Kathimerini Greece Newsroom
The bank stock slump has gone on for too long and valuations are now exceptionally low, say senior credit sector officials in Athens. However, analysts questioned on the issue by Kathimerini say the problems that Greek lenders are facing will not be overcome quickly, justifying the pounding the sector has sustained on the Athens stock exchange.
In the last month alone the banks index has dropped 27 percent, or 65 percent of the stock value of the four systemic lenders (National, Alpha, Eurobank and Piraeus) after the most recent recapitalization in 2015, and 88 percent of that following the 2010 share capital increase.
This storm of pressure on Greek banks in recent months has seen their total stock value shrink to just 5.7 billion euros.
The key issue for local lenders is their very high ratios of nonperforming exposures (NPEs), according to the head analyst of a major European bank who is monitoring the Greek market.
He told Kathimerini that this is one of the main reasons for the pressure on Greek bank stocks. The NPE ratio must be brought down, and the targets for some banks look more challenging than others. On the other hand, some banks have high capital adequacy ratios.
Investors think that the targets will be hard to attain, leading to the likelihood that another capital raise will be required; yet it will be very difficult to find fresh capital, the analyst added: “Therefore Greek banks will try to do it steadily on their own.”
Another reason is that local banks trade on very thin volume, and this is a big problem when it comes to share price performance as just a few moves can make a big difference.
A third reason is the weaker delivery in the last quarter. The results season was somewhat disappointing, the analyst noted, with weaker-than-expected capital build-up by the banks. Losses were higher than expected, due mostly to non-recurrent items and a negative impact from the portfolios available for sale.
Another factor worth considering is that investor appetite for banks in Europe is limited, judging by the performance of bank indices (the eurozone index is down 15 percent since start of year). At the same time, we must not forget the emerging market (EM) headwinds and volatility that has contributed to the pressure around Greek assets. Money leaves EMs and Greece is an emerging market.
So domestic plus external factors explain the underperformance of Greek banks, the analyst stressed, adding that the Greek economy’s low growth environment is not helping either. And a return to normal lending practices will be critical to revive the economy.
“I think it is a combination of factors that explain the weakness in Greek bank stocks,” Athanasios Vamvakidis, managing director and head of European G10 Foreign Exchange Strategy for BofA Merrill Lynch Global Research, told Kathimerini.
“The Greek economy’s recovery has been weaker than forecast. Although banks are meeting their nonperforming loan targets, these targets are more ambitious looking forward. Capital controls remain. The market for Greek assets more broadly remains illiquid, still dominated by short-term speculators. The overall sell-off in emerging markets this year has also affected Greek assets as investors are cutting risk exposure more broadly. Greece has effectively entered a long pre-election period and some market participants have decided to cut their exposure,” he noted.

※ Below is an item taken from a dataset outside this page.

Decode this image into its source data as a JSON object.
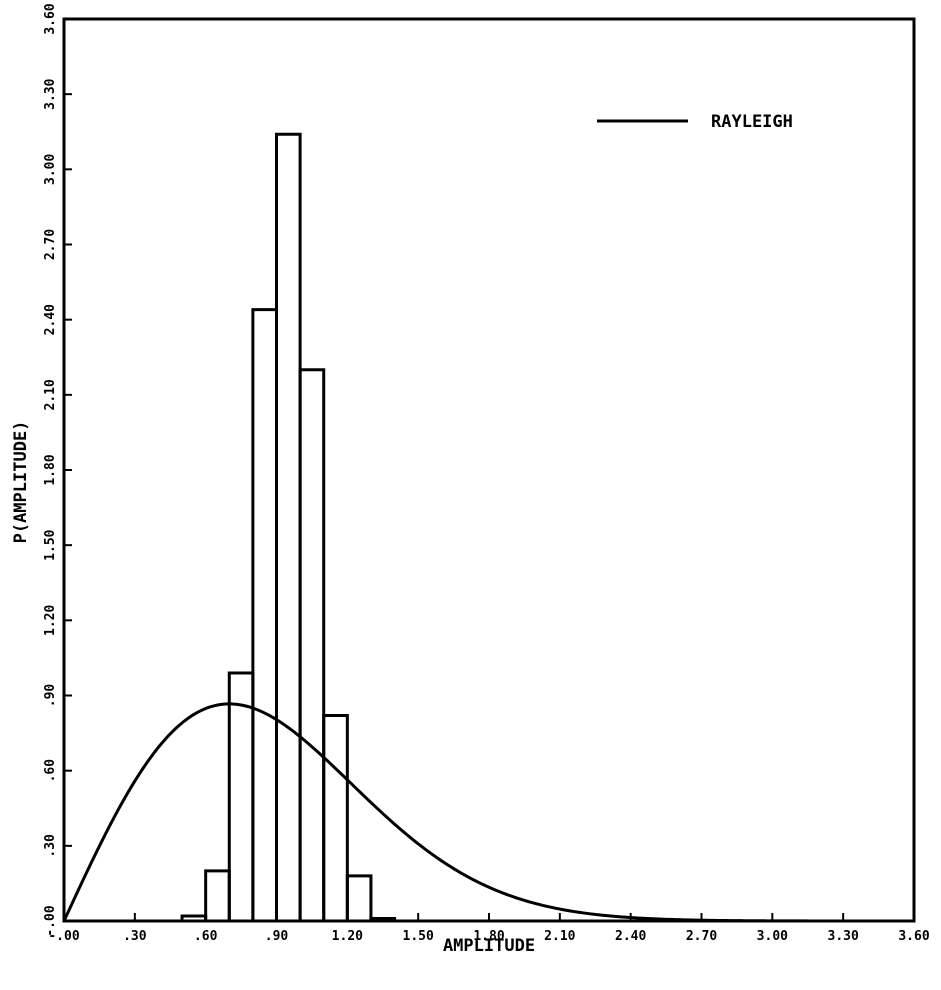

As Citigroup banking analyst Maria Semikhatova predicts, NPE reduction will remain in the market’s focus, while pressure on net interest income and earnings will persist.
“The Greek banks are working on NPE reduction targets for 2020-2021 which are likely to remain aggressive given the still high NPE levels foreseen by the end of 2019. The management teams of the banks under coverage aim to bring the NPE ratios below 20 percent and we estimate the sector will need to reduce NPEs by another 36 billion euros in 2020-2021 to bring the ratio to 15 percent, which will require a supportive macroeconomic backdrop, visible recovery in the real estate markets and increased activity in the secondary NPL market,” she wrote in a note.